2: I guess we’ll have to make it.
They all looked at each other, each waiting for the other to try. Finally, the first caveman picked up two sticks and started rubbing them together, but his limbs were too cold, he couldn’t move fast enough. Eventually he gave up.
The second caveman tried. He got the sticks hot, but no flame came out.
The third caveman tried. He got a spark.
- 1: Quick, keep it going!
3: How?
2: Get some more wood!
1: Blow on it!
But it was too late. The spark was gone.
The academic cavemen discussed their dilemma and decided that once the flame started they had to work quickly to keep it going. They discussed exactly how they would do this. It took a long time, but eventually, after sitting cold and stiff for hours, they were ready to try again.
This time though, they could not even get a spark. They were too stiff from sitting so long in the bitter cold talking.

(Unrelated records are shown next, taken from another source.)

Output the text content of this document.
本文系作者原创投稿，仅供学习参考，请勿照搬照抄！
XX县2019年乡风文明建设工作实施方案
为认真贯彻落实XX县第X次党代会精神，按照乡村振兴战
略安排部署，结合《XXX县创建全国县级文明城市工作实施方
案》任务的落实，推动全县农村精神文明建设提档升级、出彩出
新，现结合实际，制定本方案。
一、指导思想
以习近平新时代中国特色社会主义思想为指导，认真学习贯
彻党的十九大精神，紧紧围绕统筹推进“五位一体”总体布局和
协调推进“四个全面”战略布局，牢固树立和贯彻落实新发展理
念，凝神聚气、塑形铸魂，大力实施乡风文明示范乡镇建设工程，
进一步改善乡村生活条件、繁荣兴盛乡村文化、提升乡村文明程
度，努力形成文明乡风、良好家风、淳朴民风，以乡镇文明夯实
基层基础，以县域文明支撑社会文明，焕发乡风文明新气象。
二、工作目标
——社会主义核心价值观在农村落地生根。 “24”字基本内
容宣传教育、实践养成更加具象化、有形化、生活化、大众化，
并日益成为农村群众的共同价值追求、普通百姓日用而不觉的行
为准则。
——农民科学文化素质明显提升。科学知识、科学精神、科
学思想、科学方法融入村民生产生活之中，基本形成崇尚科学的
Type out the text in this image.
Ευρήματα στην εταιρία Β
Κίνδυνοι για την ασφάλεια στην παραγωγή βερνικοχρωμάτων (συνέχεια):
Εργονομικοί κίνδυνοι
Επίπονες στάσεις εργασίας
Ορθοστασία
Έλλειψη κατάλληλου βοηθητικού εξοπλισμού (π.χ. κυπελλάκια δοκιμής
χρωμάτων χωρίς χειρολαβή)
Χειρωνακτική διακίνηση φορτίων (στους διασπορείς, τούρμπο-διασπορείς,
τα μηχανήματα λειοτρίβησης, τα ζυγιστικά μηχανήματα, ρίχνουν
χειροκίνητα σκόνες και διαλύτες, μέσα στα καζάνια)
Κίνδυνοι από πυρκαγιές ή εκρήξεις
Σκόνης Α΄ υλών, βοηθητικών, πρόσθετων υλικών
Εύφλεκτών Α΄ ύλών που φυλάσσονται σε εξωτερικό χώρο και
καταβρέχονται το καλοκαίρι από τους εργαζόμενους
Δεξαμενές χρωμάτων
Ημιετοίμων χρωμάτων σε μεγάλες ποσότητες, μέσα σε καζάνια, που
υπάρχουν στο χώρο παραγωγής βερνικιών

- 1: I can’t feel my fingers.
2: I don’t understand. We know everything there is to know about making fire. Why can’t we make it?
3: We came up with the idea, shouldn’t someone else be able to try it out? Why should we have to do everything?
2: But the people in the tribe don’t understand.
The academic cavemen kept talking until they were too cold to move. By the time they finally decided to just go back to the tribe, they had frozen to death. The secret of fire died with them and the human race remained small and insignificant; which, in retrospect, is a good thing.
Too bad academic cavemen didn’t run things back then. All their theories and discoveries would have remained happily in their little groups, to be discussed and debated for all eternity.